I have found this to be helpful when it came to my having to go to collage to get an education.
I applied to Polytechnic Institute of New York University and they gave me a small sample test in Math to see if I could go to Calculus the first year, or if I had to take remedial course. I had no idea which side of the paper was up. So I  got a textbook that covered basic algebra, trig, vectors, matrices etc and just plowed through in is the way that he said and believe it or not when I took the exam I got all the questions right!
[I was in Uman, for three months before I took the test. The fast session I did in my spare time from Rosh Hashanah until the end of the festivals. Then I reviewed, reading every chapter, plus the exercises. Plus I did a Calculus text which was great, but oriented towards economies. So when it came to right hand sums of Riemanian integrals I was lost, and unprepared.]

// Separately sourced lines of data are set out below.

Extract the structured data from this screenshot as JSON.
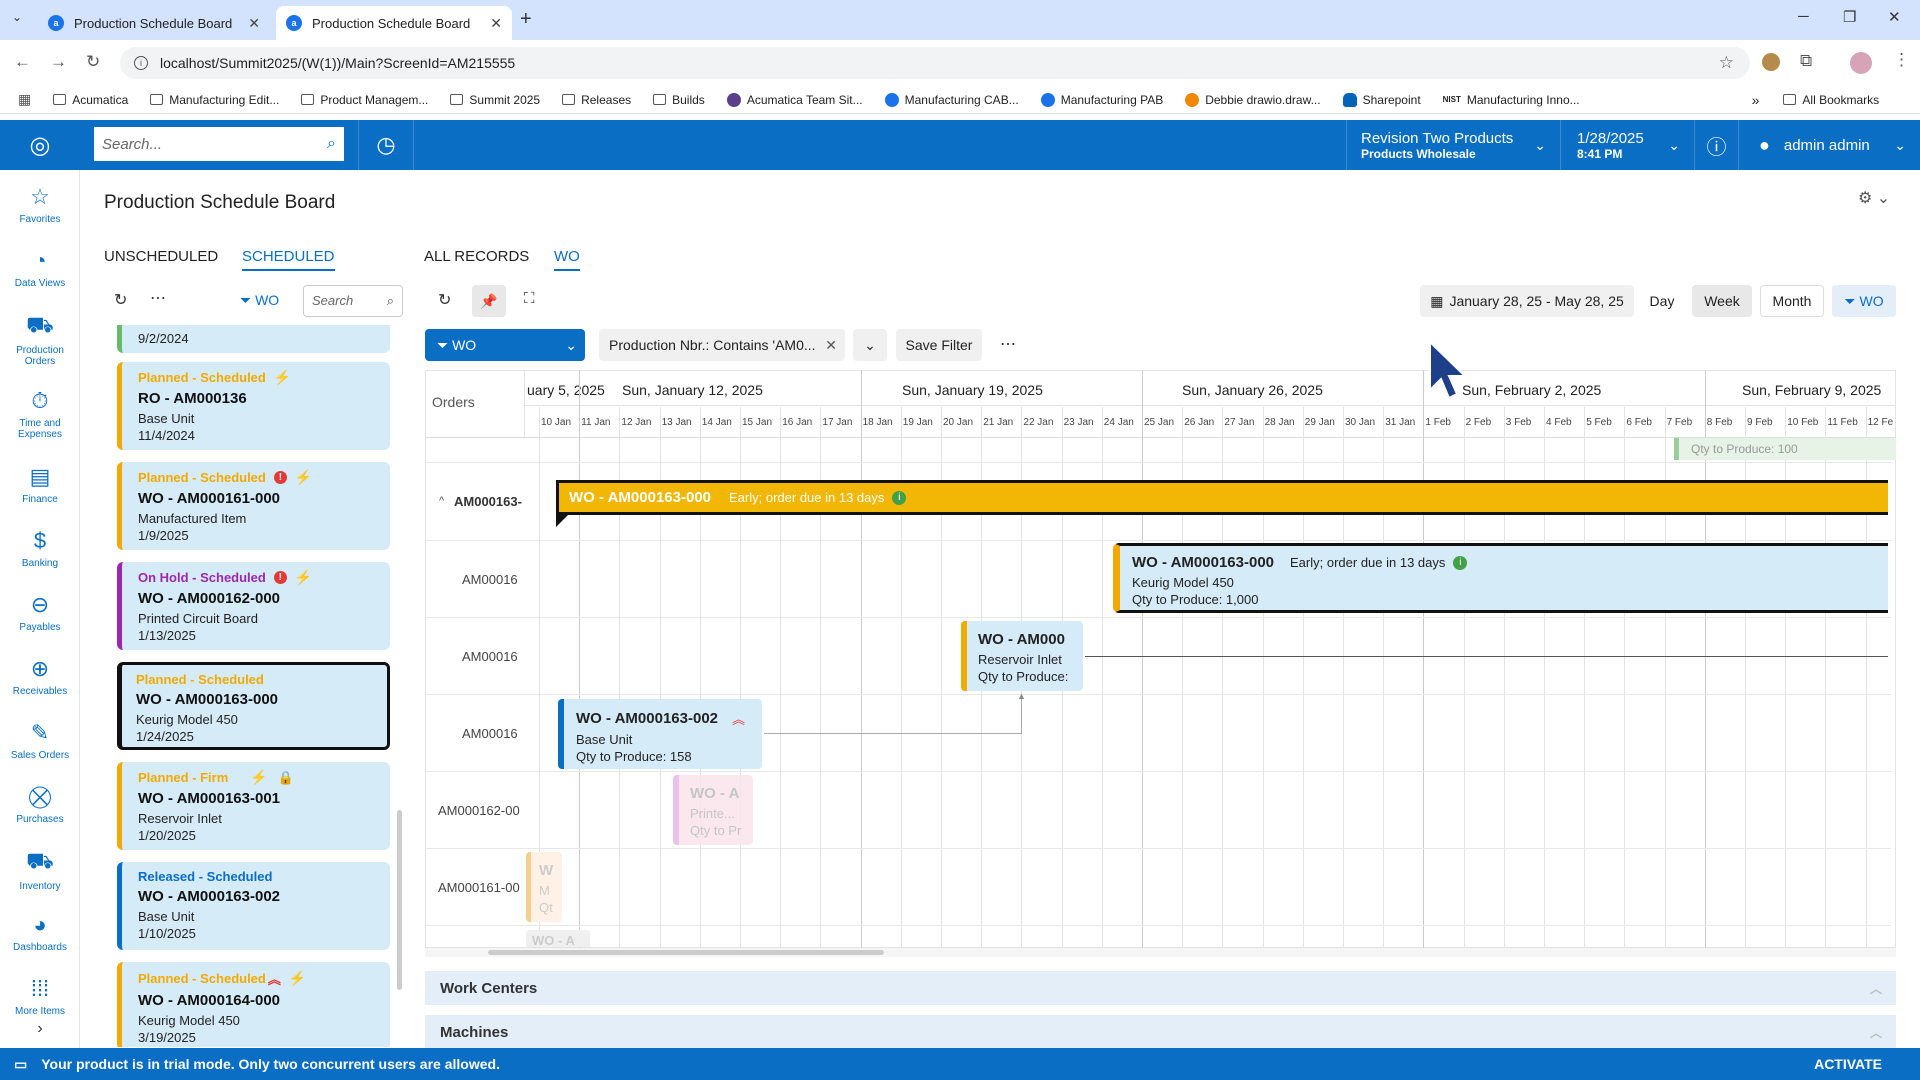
{
  "browser": {
    "tabs": [
      {
        "title": "Production Schedule Board"
      },
      {
        "title": "Production Schedule Board"
      }
    ],
    "url": "localhost/Summit2025/(W(1))/Main?ScreenId=AM215555",
    "bookmarks": [
      "Acumatica",
      "Manufacturing Edit...",
      "Product Managem...",
      "Summit 2025",
      "Releases",
      "Builds",
      "Acumatica Team Sit...",
      "Manufacturing CAB...",
      "Manufacturing PAB",
      "Debbie drawio.draw...",
      "Sharepoint",
      "Manufacturing Inno..."
    ],
    "all_bookmarks": "All Bookmarks"
  },
  "header": {
    "search_placeholder": "Search...",
    "company": "Revision Two Products",
    "branch": "Products Wholesale",
    "date": "1/28/2025",
    "time": "8:41 PM",
    "user": "admin admin"
  },
  "nav": [
    {
      "label": "Favorites"
    },
    {
      "label": "Data Views"
    },
    {
      "label": "Production Orders"
    },
    {
      "label": "Time and Expenses"
    },
    {
      "label": "Finance"
    },
    {
      "label": "Banking"
    },
    {
      "label": "Payables"
    },
    {
      "label": "Receivables"
    },
    {
      "label": "Sales Orders"
    },
    {
      "label": "Purchases"
    },
    {
      "label": "Inventory"
    },
    {
      "label": "Dashboards"
    },
    {
      "label": "More Items"
    }
  ],
  "page": {
    "title": "Production Schedule Board",
    "left_tabs": [
      "UNSCHEDULED",
      "SCHEDULED"
    ],
    "right_tabs": [
      "ALL RECORDS",
      "WO"
    ],
    "filter_label": "WO",
    "search_placeholder": "Search"
  },
  "cards": {
    "partial_date": "9/2/2024",
    "items": [
      {
        "status": "Planned - Scheduled",
        "name": "RO - AM000136",
        "item": "Base Unit",
        "date": "11/4/2024"
      },
      {
        "status": "Planned - Scheduled",
        "name": "WO - AM000161-000",
        "item": "Manufactured Item",
        "date": "1/9/2025"
      },
      {
        "status": "On Hold - Scheduled",
        "name": "WO - AM000162-000",
        "item": "Printed Circuit Board",
        "date": "1/13/2025"
      },
      {
        "status": "Planned - Scheduled",
        "name": "WO - AM000163-000",
        "item": "Keurig Model 450",
        "date": "1/24/2025"
      },
      {
        "status": "Planned - Firm",
        "name": "WO - AM000163-001",
        "item": "Reservoir Inlet",
        "date": "1/20/2025"
      },
      {
        "status": "Released - Scheduled",
        "name": "WO - AM000163-002",
        "item": "Base Unit",
        "date": "1/10/2025"
      },
      {
        "status": "Planned - Scheduled",
        "name": "WO - AM000164-000",
        "item": "Keurig Model 450",
        "date": "3/19/2025"
      }
    ]
  },
  "gantt": {
    "date_range": "January 28, 25 - May 28, 25",
    "views": [
      "Day",
      "Week",
      "Month"
    ],
    "filter_chip": "WO",
    "filter_select": "WO",
    "filter_condition": "Production Nbr.: Contains 'AM0...",
    "save_filter": "Save Filter",
    "orders_label": "Orders",
    "weeks": [
      "uary 5, 2025",
      "Sun, January 12, 2025",
      "Sun, January 19, 2025",
      "Sun, January 26, 2025",
      "Sun, February 2, 2025",
      "Sun, February 9, 2025"
    ],
    "days": [
      "10 Jan",
      "11 Jan",
      "12 Jan",
      "13 Jan",
      "14 Jan",
      "15 Jan",
      "16 Jan",
      "17 Jan",
      "18 Jan",
      "19 Jan",
      "20 Jan",
      "21 Jan",
      "22 Jan",
      "23 Jan",
      "24 Jan",
      "25 Jan",
      "26 Jan",
      "27 Jan",
      "28 Jan",
      "29 Jan",
      "30 Jan",
      "31 Jan",
      "1 Feb",
      "2 Feb",
      "3 Feb",
      "4 Feb",
      "5 Feb",
      "6 Feb",
      "7 Feb",
      "8 Feb",
      "9 Feb",
      "10 Feb",
      "11 Feb",
      "12 Fe"
    ],
    "rows": [
      "AM000163-",
      "AM00016",
      "AM00016",
      "AM00016",
      "AM000162-00",
      "AM000161-00"
    ],
    "top_partial": "Qty to Produce: 100",
    "bars": {
      "main": {
        "title": "WO - AM000163-000",
        "note": "Early; order due in 13 days"
      },
      "b1": {
        "title": "WO - AM000163-000",
        "note": "Early; order due in 13 days",
        "item": "Keurig Model 450",
        "qty": "Qty to Produce: 1,000"
      },
      "b2": {
        "title": "WO - AM000",
        "item": "Reservoir Inlet",
        "qty": "Qty to Produce:"
      },
      "b3": {
        "title": "WO - AM000163-002",
        "item": "Base Unit",
        "qty": "Qty to Produce: 158"
      },
      "b4": {
        "title": "WO - A",
        "item": "Printe...",
        "qty": "Qty to Pr"
      },
      "b5": {
        "title": "W",
        "item": "M",
        "qty": "Qt"
      },
      "b6": {
        "title": "WO - A"
      }
    },
    "sections": [
      "Work Centers",
      "Machines"
    ]
  },
  "footer": {
    "message": "Your product is in trial mode. Only two concurrent users are allowed.",
    "action": "ACTIVATE"
  },
  "colors": {
    "brand": "#0a6ec4",
    "planned": "#f2a900",
    "onhold": "#9c27b0",
    "released": "#0a6ec4",
    "card": "#d6ebf8"
  }
}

(Since then I went on doing the same kind of learning--saying the words and going on, and no repeats until I get to the end of the textbook. )
[During my university years I learned saying the words of every textbook forwards and backwards--twice. This I based on an idea I saw in Isaac Luria (The Ari'zal) and Moshe Chaim Lutzato (The Ramchal). Later I decided it was just taking too much time to do everything that way, and I went back to the approach of the Talmud in Shabat לעלם לגרס אינש עא''ג דמשכח ועא''ג דלא ידע מאי קאמר
This approach is gone into detail in אורחות צדיקים  a classical Musar book



My basic point here is that learning Torah does not depend on place, but on commitment. Like it says in the prayer in the morning right before the Shema "unite our hearts to serve you". When one unites his own heart to learn Torah he can succeed.  But I think it is best to do this only at home or else in a place that is devoted only to Torah learning. Otherwise one will be distracted.
My impression of local synagogues is that they are in general not good places to learn Torah. Learn at home.